Política / Justiça
Investigação sobre Valdemar Costa Neto preocupa aliados de Bolsonaro e pode atrapalhar articulações para 2026
Reabertura de inquérito pelo STF reacende tensão no PL e fragiliza ponte política entre o ex-presidente e seu principal articulador partidário
26/10/2025
12:00
DA REDAÇÃO
©DIVULGAÇÃO
A decisão do Supremo Tribunal Federal (STF) de retomar as investigações contra Valdemar Costa Neto, presidente nacional do PL (Partido Liberal), provocou apreensão entre aliados do ex-presidente Jair Bolsonaro (PL).

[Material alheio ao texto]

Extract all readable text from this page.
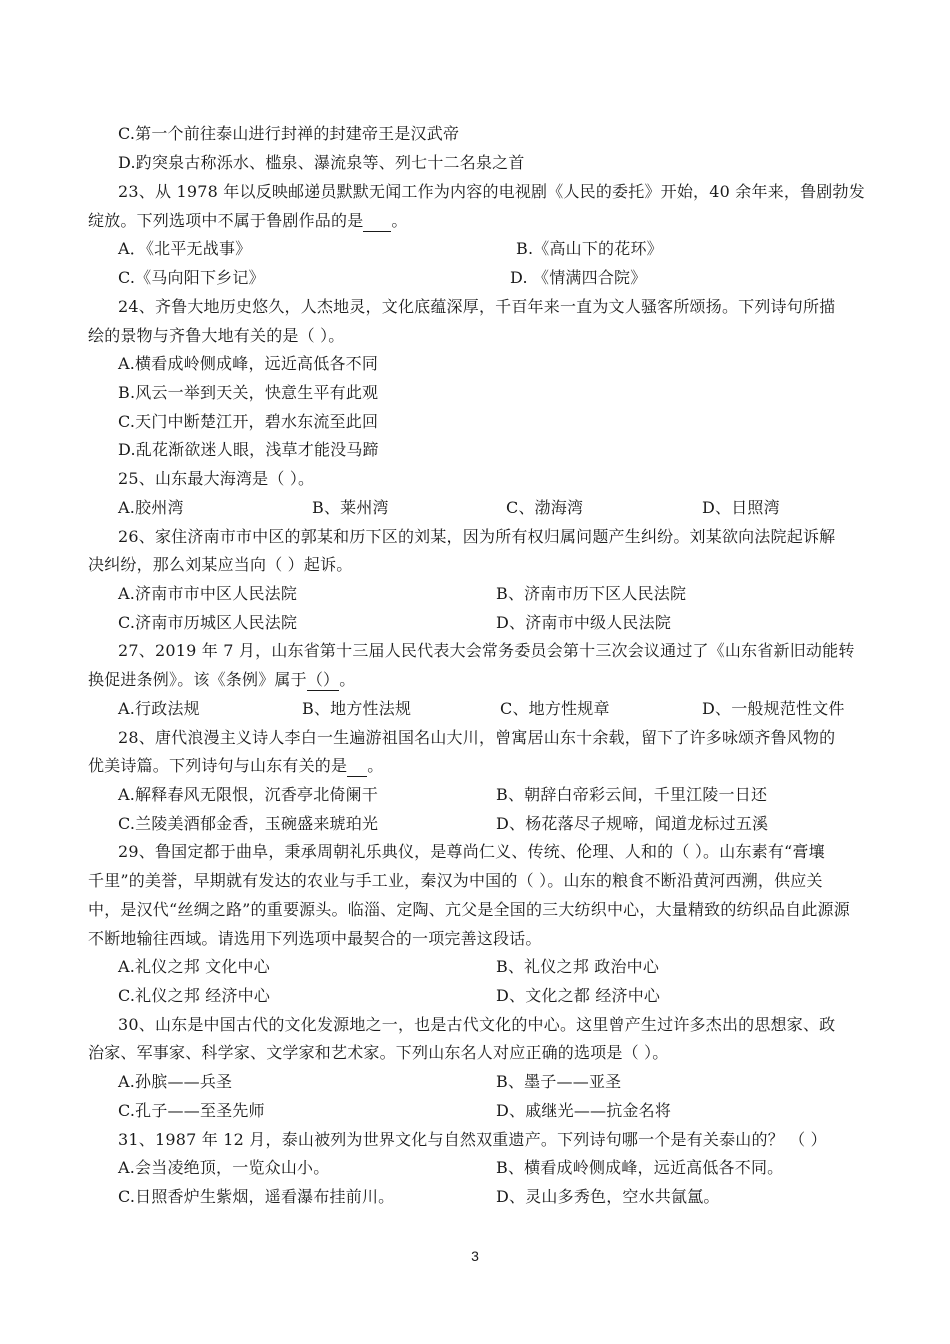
C.第一个前往泰山进行封禅的封建帝王是汉武帝
D.趵突泉古称泺水、槛泉、瀑流泉等、列七十二名泉之首
23、从 1978 年以反映邮递员默默无闻工作为内容的电视剧《人民的委托》开始，40 余年来，鲁剧勃发
绽放。下列选项中不属于鲁剧作品的是 。
A．《北平无战事》	B.《高山下的花环》
C.《马向阳下乡记》	D. 《情满四合院》
24、齐鲁大地历史悠久，人杰地灵，文化底蕴深厚，千百年来一直为文人骚客所颂扬。下列诗句所描
绘的景物与齐鲁大地有关的是（ ）。
A.横看成岭侧成峰，远近高低各不同
B.风云一举到天关，快意生平有此观
C.天门中断楚江开，碧水东流至此回
D.乱花渐欲迷人眼，浅草才能没马蹄
25、山东最大海湾是（ ）。
A.胶州湾	B、莱州湾	C、渤海湾	D、日照湾
26、家住济南市市中区的郭某和历下区的刘某，因为所有权归属问题产生纠纷。刘某欲向法院起诉解
决纠纷，那么刘某应当向（ ）起诉。
A.济南市市中区人民法院	B、济南市历下区人民法院
C.济南市历城区人民法院	D、济南市中级人民法院
27、2019 年 7 月，山东省第十三届人民代表大会常务委员会第十三次会议通过了《山东省新旧动能转
换促进条例》。该《条例》属于（）。
A.行政法规	B、地方性法规	C、地方性规章	D、一般规范性文件
28、唐代浪漫主义诗人李白一生遍游祖国名山大川，曾寓居山东十余载，留下了许多咏颂齐鲁风物的
优美诗篇。下列诗句与山东有关的是 。
A.解释春风无限恨，沉香亭北倚阑干	B、朝辞白帝彩云间，千里江陵一日还
C.兰陵美酒郁金香，玉碗盛来琥珀光	D、杨花落尽子规啼，闻道龙标过五溪
29、鲁国定都于曲阜，秉承周朝礼乐典仪，是尊尚仁义、传统、伦理、人和的（ ）。山东素有“膏壤
千里”的美誉，早期就有发达的农业与手工业，秦汉为中国的（ ）。山东的粮食不断沿黄河西溯，供应关
中，是汉代“丝绸之路”的重要源头。临淄、定陶、亢父是全国的三大纺织中心，大量精致的纺织品自此源源
不断地输往西域。请选用下列选项中最契合的一项完善这段话。
A.礼仪之邦 文化中心	B、礼仪之邦 政治中心
C.礼仪之邦 经济中心	D、文化之都 经济中心
30、山东是中国古代的文化发源地之一，也是古代文化的中心。这里曾产生过许多杰出的思想家、政
治家、军事家、科学家、文学家和艺术家。下列山东名人对应正确的选项是（ ）。
A.孙膑——兵圣	B、墨子——亚圣
C.孔子——至圣先师	D、戚继光——抗金名将
31、1987 年 12 月，泰山被列为世界文化与自然双重遗产。下列诗句哪一个是有关泰山的？ （ ）
A.会当凌绝顶，一览众山小。	B、横看成岭侧成峰，远近高低各不同。
C.日照香炉生紫烟，遥看瀑布挂前川。	D、灵山多秀色，空水共氤氲。
3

A avaliação interna é que o novo capítulo judicial pode complicar as articulações eleitorais do partido para 2026 e enfraquecer a comunicação direta entre Bolsonaro e sua principal liderança partidária.
A Primeira Turma do STF determinou a reabertura do inquérito por sugestão do ministro Alexandre de Moraes, que apontou a necessidade de aprofundar apurações sobre a suposta participação de Valdemar em trama golpista.

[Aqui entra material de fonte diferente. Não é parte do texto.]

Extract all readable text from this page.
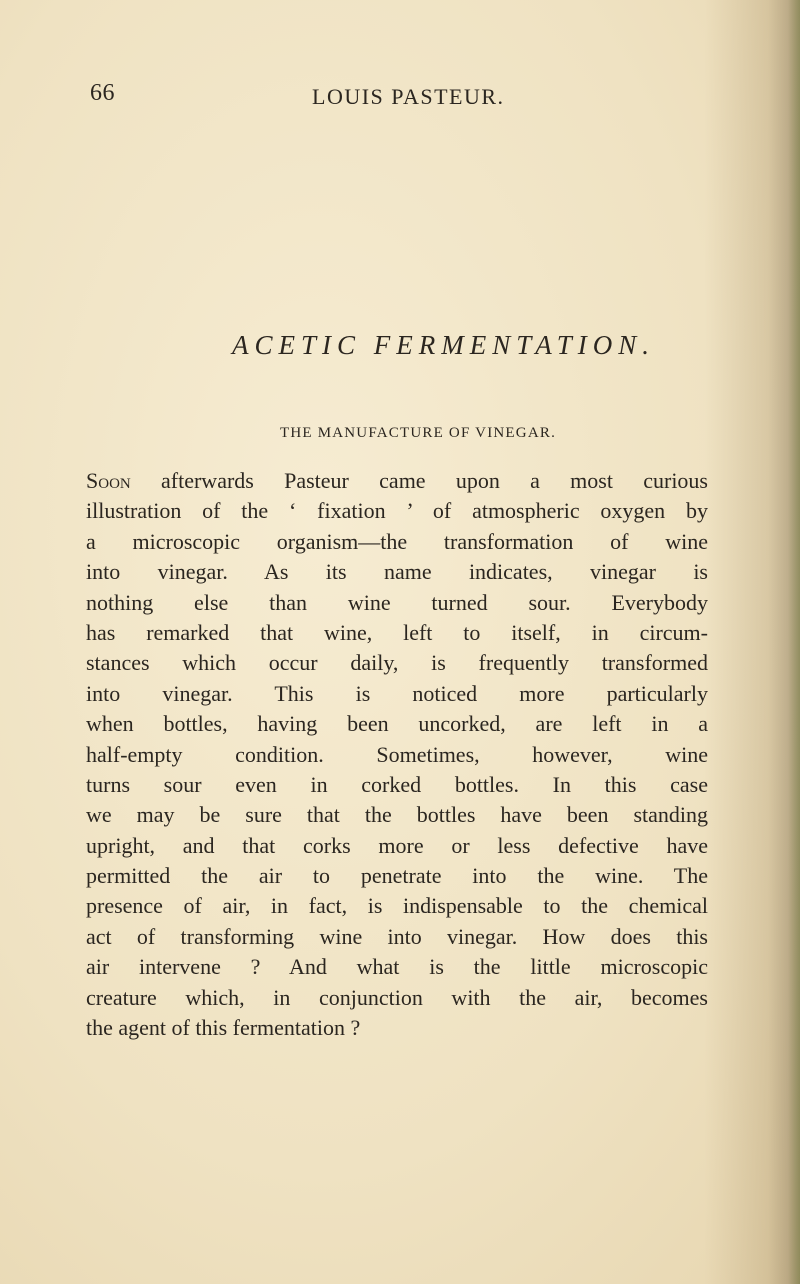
66	LOUIS PASTEUR.
ACETIC FERMENTATION.
THE MANUFACTURE OF VINEGAR.
Soon afterwards Pasteur came upon a most curious
illustration of the ‘ fixation ’ of atmospheric oxygen by
a microscopic organism—the transformation of wine
into vinegar. As its name indicates, vinegar is
nothing else than wine turned sour. Everybody
has remarked that wine, left to itself, in circum-
stances which occur daily, is frequently transformed
into vinegar. This is noticed more particularly
when bottles, having been uncorked, are left in a
half-empty condition. Sometimes, however, wine
turns sour even in corked bottles. In this case
we may be sure that the bottles have been standing
upright, and that corks more or less defective have
permitted the air to penetrate into the wine. The
presence of air, in fact, is indispensable to the chemical
act of transforming wine into vinegar. How does this
air intervene ? And what is the little microscopic
creature which, in conjunction with the air, becomes
the agent of this fermentation ?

Fontes próximas ao núcleo bolsonarista afirmaram, sob reserva, que a medida é vista como uma “tentativa de enquadramento” de Valdemar, num momento em que o dirigente concentra o comando estratégico do partido e a definição de alianças para as próximas eleições.
“É uma decisão que causa estranhamento e traz instabilidade política em plena fase de articulação. O Valdemar é o principal elo de Bolsonaro com a máquina partidária”, avaliou um dirigente do PL.
Na prática, a retomada do inquérito dificulta o contato entre Bolsonaro e Valdemar, já que o ex-presidente está proibido de se reunir com réus e investigados da mesma ação — restrição reforçada pelo próprio ministro Moraes.
Na última quarta-feira (22), Moraes negou pedido para que Valdemar visitasse Bolsonaro, argumentando que ambos estão vinculados à mesma investigação. Essa proibição já havia ocorrido no passado, quando o dirigente do PL também figurava como investigado.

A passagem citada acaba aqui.